Ortbals pointed out a common problem with the way these relationships are typically seen through the lens of vendor channel programs.

“In today’s channel models, a reseller doesn’t get credit for selling through a CSP,” he said. “The CSP is the partner of record, and the reseller is a couple of tiers down – even though it is really the reseller who drives the deal. So the numbers will show the CSP as the big producer, and thus they don’t paint the full picture in terms of these bigger partners. We want to determine the way to get a full view and see the full value, both on the CSP side and the reseller side. We want to tailor our Go-to-Market programs and incents and rebates to drive the right behaviors. I don’t think anyone has figured out how to do it yet. That doesn’t mean that it can’t be done. The benefit of being Zerto is we aren’t gigantic yet, so it’s easier to make changes, and I would rather introduce nimbleness earlier than later.”
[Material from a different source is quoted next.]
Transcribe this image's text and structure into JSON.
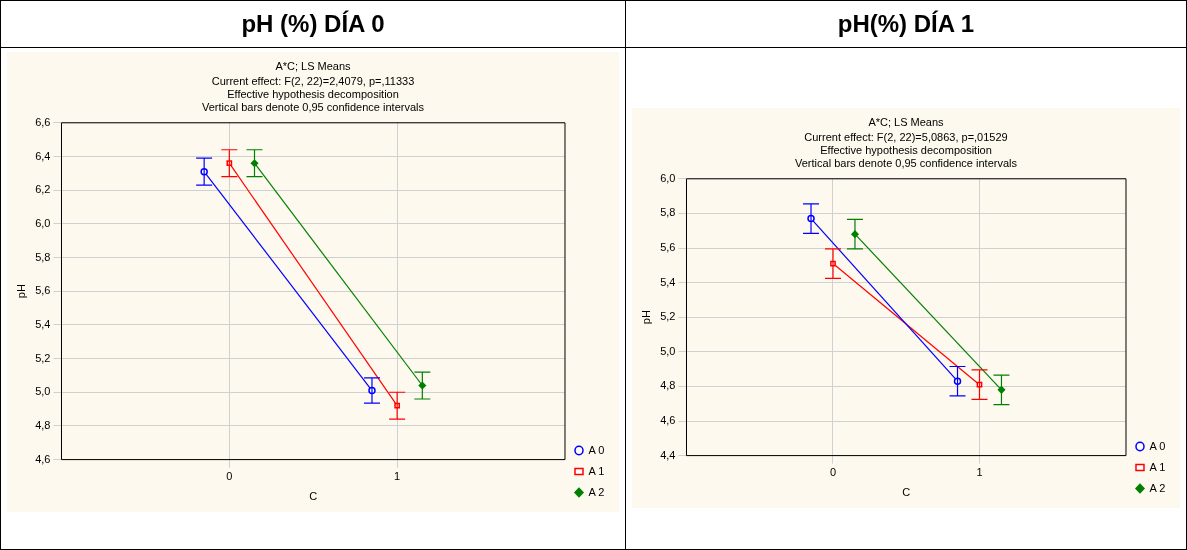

In the short term, Ortbals said that this is being done through introducing partners, where Zerto is aware of the nature of the relationship.

“We are doing some of that today already,” he said. “Designing a permanent framework is a longer-term proposition. The challenge is to get it right, not just make changes. I don’t want to do things differently just because I’m new here.”

Zerto’s fiscal year coincides with the calendar year, so Ortbals suggested that Q1 of next year could well be a time when changes reflecting the goals could be rolled out at a programmatic level, given the strenuous nature of the changes he wants to introduce.

Ortbals has already begun to implement complementary changes to Zerto’s own sales organization since he came on board four months ago.

“We have had two separate sales organizations for these two businesses, with the one aligned on a sell with model, and the CSP being more of a sell-to model,” he said. “We have made some changes in the alignment of some of the teams from a structure perspective. The changes here have been purposeful to better drive things with partners. They are based on the premise that all execution happens locally. You develop relationships locally, and execute campaigns locally. We wanted to make sure, in organizing our channel resources, that each field sales region had a dedicated channel account manager. In the past, we had multiple people call on different regions. That worked when we were small, but it became an issue as we got bigger. So now each channel rep owns a particular region, and all execution is local. We have got the foundation right from that perspective and we can build on that. I expect to see excellent returns from that alone.”

The programmatic changes are the next step.

“We will see those outward-facing enhancements put in place as we look to 2020,” Ortbals said. “They will be more significant than tactical things.”